Multicultural Education: Developing Awareness and Tolerance
Multicultural education has three pillars—
(1) helping students learn about other cultures,
(2) increasing tolerance and appreciation for other cultures, and (3) creating “shared” cultures (McDonough, 2005).
Multicultural education is used worldwide and, in many countries, is the underpinning of democratic or citizenship education (Fujikane, 2003). Nieto (2004) explained an ideal for multicultural education:It challenges and rejects racism and other forms of discrimination in schools and society and accepts and affirms the pluralism (ethnic, racial, linguistic, religious, economic, and gender, among others) that students, their communities, and teachers reflect... multicultural education promotes democratic principles of social justice. (p. 346)
Multicultural education seeks to prevent and reduce bias and prejudice, so some educators also use the term antibias education. These efforts are built on research that suggest basic conditions necessary to reduce hostility and intergroup conflict and bias: a supportive environment, maintenance of relatively equal status between groups, close contact among group members, and an environment of cooperation and task interdependence for achievement of a valued outcome. Pettigrew and Tropp (2000) conducted a meta-analysis of 203 studies on intergroup contact as an influence on prejudice.

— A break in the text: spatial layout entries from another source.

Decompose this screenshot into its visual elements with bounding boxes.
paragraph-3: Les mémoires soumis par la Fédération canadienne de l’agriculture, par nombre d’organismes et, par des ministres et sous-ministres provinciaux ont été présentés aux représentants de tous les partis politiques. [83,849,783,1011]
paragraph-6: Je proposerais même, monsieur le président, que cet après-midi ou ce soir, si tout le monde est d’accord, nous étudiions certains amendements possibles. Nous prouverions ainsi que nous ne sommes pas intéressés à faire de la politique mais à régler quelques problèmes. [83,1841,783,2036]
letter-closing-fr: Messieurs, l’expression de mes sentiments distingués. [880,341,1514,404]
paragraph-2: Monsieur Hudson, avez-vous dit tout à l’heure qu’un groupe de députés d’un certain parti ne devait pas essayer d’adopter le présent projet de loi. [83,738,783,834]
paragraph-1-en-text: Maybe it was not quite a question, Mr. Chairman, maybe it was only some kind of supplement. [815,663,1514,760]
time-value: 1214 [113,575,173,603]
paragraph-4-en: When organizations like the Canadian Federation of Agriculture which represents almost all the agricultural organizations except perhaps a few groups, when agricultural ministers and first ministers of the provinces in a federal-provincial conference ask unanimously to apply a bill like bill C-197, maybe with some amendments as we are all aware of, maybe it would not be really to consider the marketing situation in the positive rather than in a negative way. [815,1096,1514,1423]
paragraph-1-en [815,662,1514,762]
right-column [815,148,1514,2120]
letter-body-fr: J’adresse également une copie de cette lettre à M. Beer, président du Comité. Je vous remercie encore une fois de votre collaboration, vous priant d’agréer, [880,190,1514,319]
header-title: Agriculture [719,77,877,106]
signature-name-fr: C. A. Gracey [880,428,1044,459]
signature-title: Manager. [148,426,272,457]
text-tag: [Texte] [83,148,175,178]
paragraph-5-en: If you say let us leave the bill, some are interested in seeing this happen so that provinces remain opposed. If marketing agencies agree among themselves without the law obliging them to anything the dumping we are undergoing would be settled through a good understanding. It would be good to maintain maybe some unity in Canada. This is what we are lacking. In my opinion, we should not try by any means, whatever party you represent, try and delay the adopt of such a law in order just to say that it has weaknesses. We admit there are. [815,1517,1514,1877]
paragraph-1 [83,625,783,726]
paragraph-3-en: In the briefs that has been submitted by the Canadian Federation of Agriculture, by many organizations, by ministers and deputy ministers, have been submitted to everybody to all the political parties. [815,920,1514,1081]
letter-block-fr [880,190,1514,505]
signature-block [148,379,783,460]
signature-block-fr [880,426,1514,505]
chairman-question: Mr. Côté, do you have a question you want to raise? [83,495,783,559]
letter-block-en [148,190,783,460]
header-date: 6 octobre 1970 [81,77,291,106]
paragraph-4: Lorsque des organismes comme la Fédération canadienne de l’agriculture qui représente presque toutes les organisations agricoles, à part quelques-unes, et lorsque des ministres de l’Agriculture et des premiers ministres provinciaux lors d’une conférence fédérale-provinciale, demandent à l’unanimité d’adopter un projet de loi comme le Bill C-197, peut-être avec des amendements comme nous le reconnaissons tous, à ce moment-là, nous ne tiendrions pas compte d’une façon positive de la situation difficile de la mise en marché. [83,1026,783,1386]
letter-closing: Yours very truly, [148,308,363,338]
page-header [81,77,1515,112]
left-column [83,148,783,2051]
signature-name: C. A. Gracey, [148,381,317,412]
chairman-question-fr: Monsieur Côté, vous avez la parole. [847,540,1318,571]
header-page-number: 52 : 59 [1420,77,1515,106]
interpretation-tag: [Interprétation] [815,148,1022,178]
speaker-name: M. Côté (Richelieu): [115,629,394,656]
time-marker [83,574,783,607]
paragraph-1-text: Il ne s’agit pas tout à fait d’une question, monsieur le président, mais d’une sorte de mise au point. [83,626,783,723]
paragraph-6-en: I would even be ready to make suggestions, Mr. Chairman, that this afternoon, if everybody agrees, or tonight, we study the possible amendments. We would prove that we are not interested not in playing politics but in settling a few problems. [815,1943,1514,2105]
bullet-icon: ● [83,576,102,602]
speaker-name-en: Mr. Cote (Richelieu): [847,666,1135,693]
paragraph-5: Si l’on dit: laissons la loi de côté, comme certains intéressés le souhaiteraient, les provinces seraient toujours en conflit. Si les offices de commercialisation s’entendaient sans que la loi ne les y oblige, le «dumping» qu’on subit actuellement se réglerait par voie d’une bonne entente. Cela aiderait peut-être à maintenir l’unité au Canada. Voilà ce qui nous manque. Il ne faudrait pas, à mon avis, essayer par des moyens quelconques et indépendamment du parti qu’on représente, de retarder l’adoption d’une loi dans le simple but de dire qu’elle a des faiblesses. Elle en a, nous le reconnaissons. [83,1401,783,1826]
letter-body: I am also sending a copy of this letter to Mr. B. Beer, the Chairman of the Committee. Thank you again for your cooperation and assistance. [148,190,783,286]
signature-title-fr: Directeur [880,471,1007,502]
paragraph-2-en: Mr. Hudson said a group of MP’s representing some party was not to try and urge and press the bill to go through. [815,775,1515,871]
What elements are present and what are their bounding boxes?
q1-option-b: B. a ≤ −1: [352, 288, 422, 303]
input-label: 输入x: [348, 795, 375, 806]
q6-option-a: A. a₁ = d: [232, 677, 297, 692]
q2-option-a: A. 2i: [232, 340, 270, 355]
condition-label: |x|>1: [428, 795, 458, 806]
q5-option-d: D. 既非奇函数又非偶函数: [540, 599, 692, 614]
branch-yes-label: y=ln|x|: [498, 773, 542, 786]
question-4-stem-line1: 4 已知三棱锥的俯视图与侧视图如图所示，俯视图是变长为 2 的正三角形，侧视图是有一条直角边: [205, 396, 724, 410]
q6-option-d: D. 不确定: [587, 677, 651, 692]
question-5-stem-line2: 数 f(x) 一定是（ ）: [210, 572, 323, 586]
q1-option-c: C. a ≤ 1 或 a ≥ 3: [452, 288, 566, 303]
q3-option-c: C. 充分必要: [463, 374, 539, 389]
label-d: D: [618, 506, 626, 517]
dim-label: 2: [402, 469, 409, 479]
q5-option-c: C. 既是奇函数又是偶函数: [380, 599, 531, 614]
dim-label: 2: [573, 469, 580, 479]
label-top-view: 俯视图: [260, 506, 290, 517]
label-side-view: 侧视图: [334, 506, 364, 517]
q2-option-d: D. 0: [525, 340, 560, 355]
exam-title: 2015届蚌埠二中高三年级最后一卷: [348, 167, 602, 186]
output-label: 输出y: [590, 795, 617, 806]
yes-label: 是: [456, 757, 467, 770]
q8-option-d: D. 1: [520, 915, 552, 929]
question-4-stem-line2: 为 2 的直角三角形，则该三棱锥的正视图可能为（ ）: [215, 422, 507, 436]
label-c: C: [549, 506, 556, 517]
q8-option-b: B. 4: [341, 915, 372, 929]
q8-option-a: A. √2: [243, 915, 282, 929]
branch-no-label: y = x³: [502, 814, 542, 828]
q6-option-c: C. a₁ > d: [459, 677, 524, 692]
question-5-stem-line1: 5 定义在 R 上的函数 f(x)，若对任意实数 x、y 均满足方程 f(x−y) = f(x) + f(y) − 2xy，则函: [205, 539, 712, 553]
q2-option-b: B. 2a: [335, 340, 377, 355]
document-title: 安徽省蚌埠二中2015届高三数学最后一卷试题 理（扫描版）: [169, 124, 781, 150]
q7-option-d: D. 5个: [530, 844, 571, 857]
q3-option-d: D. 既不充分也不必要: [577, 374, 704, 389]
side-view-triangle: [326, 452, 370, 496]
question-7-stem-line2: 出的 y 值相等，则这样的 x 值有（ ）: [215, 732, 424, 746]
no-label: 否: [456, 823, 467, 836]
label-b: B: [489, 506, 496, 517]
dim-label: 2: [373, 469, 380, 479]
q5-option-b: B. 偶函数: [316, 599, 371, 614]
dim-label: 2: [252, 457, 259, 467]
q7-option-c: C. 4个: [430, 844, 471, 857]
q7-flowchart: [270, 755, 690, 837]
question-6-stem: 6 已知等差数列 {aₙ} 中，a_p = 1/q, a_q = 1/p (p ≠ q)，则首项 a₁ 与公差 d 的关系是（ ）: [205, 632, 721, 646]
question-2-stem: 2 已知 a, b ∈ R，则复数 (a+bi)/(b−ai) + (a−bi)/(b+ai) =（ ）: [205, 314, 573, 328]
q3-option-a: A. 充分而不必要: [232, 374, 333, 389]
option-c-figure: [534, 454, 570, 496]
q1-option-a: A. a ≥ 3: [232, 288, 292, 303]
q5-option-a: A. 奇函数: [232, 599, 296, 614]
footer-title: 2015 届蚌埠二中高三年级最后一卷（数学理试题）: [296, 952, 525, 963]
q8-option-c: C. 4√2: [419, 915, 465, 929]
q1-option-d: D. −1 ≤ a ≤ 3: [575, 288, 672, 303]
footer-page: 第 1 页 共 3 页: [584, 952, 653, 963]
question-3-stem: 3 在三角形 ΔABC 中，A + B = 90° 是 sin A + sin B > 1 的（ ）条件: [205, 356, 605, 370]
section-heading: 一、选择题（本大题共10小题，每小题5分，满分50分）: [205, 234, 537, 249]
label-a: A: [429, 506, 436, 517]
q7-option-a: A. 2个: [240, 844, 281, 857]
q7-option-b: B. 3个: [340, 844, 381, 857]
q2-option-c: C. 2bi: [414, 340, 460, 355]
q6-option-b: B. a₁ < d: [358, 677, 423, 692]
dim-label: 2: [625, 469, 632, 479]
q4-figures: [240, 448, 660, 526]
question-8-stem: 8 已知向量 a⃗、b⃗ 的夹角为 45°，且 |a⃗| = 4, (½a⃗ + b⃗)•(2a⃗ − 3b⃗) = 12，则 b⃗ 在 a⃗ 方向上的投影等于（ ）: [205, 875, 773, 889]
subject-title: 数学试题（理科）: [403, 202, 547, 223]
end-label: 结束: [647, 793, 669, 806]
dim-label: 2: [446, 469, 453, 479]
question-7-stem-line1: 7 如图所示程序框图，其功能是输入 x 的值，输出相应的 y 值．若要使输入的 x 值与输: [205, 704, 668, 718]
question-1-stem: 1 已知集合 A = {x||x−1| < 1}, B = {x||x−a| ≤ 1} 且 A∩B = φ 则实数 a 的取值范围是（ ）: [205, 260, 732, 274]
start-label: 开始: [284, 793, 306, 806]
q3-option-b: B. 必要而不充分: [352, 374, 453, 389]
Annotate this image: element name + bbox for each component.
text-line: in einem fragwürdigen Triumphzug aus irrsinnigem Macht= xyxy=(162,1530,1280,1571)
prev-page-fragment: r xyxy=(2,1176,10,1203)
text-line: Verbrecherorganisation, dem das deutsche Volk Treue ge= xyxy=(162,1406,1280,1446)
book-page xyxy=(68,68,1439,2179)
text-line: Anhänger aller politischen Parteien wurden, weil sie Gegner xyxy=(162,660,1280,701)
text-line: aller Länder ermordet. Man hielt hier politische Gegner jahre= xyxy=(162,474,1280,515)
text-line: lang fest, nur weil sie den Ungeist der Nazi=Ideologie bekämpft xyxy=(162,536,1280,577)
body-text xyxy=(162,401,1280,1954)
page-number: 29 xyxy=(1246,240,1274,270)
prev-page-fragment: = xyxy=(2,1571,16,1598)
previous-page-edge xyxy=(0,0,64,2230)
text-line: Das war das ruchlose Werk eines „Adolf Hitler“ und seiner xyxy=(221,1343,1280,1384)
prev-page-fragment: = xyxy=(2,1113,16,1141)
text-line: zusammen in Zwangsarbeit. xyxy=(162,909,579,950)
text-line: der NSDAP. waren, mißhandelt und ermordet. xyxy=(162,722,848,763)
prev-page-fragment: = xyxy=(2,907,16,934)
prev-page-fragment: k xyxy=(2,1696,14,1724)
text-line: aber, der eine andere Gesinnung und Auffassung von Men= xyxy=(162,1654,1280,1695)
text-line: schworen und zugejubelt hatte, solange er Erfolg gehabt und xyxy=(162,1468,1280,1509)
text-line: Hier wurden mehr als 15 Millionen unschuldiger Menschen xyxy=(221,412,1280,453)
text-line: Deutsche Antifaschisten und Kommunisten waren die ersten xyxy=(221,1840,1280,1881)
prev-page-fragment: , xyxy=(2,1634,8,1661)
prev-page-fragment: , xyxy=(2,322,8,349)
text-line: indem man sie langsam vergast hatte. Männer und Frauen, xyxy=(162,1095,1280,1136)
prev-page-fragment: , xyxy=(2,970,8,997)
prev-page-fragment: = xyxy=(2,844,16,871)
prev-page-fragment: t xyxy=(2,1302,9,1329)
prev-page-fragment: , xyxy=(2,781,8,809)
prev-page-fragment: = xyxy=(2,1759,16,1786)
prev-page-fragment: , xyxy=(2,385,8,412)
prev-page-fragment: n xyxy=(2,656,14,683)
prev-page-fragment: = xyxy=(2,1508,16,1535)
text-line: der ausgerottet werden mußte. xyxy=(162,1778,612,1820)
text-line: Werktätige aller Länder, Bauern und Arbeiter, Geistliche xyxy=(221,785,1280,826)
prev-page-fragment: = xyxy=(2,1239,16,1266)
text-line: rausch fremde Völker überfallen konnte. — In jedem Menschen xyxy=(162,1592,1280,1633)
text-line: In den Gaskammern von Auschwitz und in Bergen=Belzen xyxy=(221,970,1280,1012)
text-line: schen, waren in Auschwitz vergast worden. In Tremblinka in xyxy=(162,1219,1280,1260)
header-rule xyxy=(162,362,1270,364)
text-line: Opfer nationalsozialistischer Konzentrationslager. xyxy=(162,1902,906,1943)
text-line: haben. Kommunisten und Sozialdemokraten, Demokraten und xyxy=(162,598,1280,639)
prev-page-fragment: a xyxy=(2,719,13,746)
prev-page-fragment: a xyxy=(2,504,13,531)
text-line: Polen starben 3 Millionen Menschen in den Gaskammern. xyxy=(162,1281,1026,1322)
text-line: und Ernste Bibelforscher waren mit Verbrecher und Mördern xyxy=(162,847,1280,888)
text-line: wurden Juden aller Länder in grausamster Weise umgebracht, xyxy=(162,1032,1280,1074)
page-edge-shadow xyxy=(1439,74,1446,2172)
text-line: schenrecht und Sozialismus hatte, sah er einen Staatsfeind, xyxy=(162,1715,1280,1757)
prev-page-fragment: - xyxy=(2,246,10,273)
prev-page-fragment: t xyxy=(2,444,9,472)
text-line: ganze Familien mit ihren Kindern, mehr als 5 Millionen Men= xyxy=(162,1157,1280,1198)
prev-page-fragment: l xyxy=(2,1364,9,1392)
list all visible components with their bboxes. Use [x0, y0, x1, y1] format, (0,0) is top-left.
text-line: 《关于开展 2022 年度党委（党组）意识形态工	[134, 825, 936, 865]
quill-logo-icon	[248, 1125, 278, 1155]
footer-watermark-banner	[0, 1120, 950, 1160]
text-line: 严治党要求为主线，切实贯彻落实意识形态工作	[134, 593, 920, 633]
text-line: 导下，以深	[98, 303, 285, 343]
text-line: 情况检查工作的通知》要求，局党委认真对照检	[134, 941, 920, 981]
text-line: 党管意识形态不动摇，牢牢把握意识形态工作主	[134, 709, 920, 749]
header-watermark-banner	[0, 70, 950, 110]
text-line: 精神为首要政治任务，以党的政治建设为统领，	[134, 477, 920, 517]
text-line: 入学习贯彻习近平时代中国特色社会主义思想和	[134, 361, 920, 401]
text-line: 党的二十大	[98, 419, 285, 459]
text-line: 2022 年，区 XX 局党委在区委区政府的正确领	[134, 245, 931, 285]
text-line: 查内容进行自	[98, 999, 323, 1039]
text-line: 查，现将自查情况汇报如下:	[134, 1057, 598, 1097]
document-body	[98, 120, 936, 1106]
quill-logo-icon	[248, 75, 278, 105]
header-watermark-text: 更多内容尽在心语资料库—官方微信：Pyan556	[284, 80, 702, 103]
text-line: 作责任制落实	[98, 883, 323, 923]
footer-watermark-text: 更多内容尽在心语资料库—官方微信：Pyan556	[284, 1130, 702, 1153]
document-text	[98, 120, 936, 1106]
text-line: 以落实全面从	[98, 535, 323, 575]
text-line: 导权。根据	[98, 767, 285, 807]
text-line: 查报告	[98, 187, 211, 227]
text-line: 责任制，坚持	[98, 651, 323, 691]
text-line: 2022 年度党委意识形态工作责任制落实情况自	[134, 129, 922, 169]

Ninety-four percent of these studies found that when contact occurred under these conditions, prejudice was significantly reduced.
One example of multicultural education and CRE designed to reduce prejudice was the Community Peace and Safety Networks project in South Africa in 1995 to 1997 (Jones, 2005). In 1995, a year after Nelson Mandela had been elected, a team of U.S. and South African educators and community members from diverse South African cultural groups developed mediation programs linking communities and schools in Johannesburg.
The South African team included members from two Black African townships (Soweto and Thokoza), an Afrikaans community, and a British community. In each community, a school-based conflict education and mediation program was created in a high school and linked with a community mediation center.Multicultural and antibias education addresses all aspects of difference and diversity that may separate people into in-groups and out-groups. For example, sexual harassment is a form of bullying based on gender discrimination. According to an American Association of University Women study of 2,064 K-12 students, four out of five students experience sexual harassment in school, approximately 33% first experience harassment prior to the 6th grade, and almost half of 7th to 12th graders experienced sexual harassment during the school year of the survey (cited in Lichty, Torres, Valenti, Valenti, & Buchanan, 2008). These problems are not unique to the United States. Attar-Schwartz (2009) surveyed a nationally representative sample of 16,604 students in Grades 7 through 11 in 327 Israeli schools about sexual harassment. About one fourth of the students were victims of at least one unwanted and unwelcome act of harassment by peers in the prior month.
Multicultural education also embraces linguistic diversity and multilingual teaching. Powerful examples can be seen in the use of bilingual (Arabic-Hebrew) education in Palestinan-Jewish schools. Zvil Bekerman and his colleagues (Bekerman, Habib, & Shhadi, 2011) show how bilingual education in very high conflict situations changes children’s perceptions of ethnic and national identities and hopes for building a future together rather than a future “against” the other. They conclude that using the languages of the children’s cultures in their learning is a
“deep” infusion of respect for difference. This language sensitivity is increasingly relevant to U.S. schools as well, where the number of bilingual students has increased from 1 in 10 students in the late 1970s to 1 in 5 students today (Scanlan, 2011).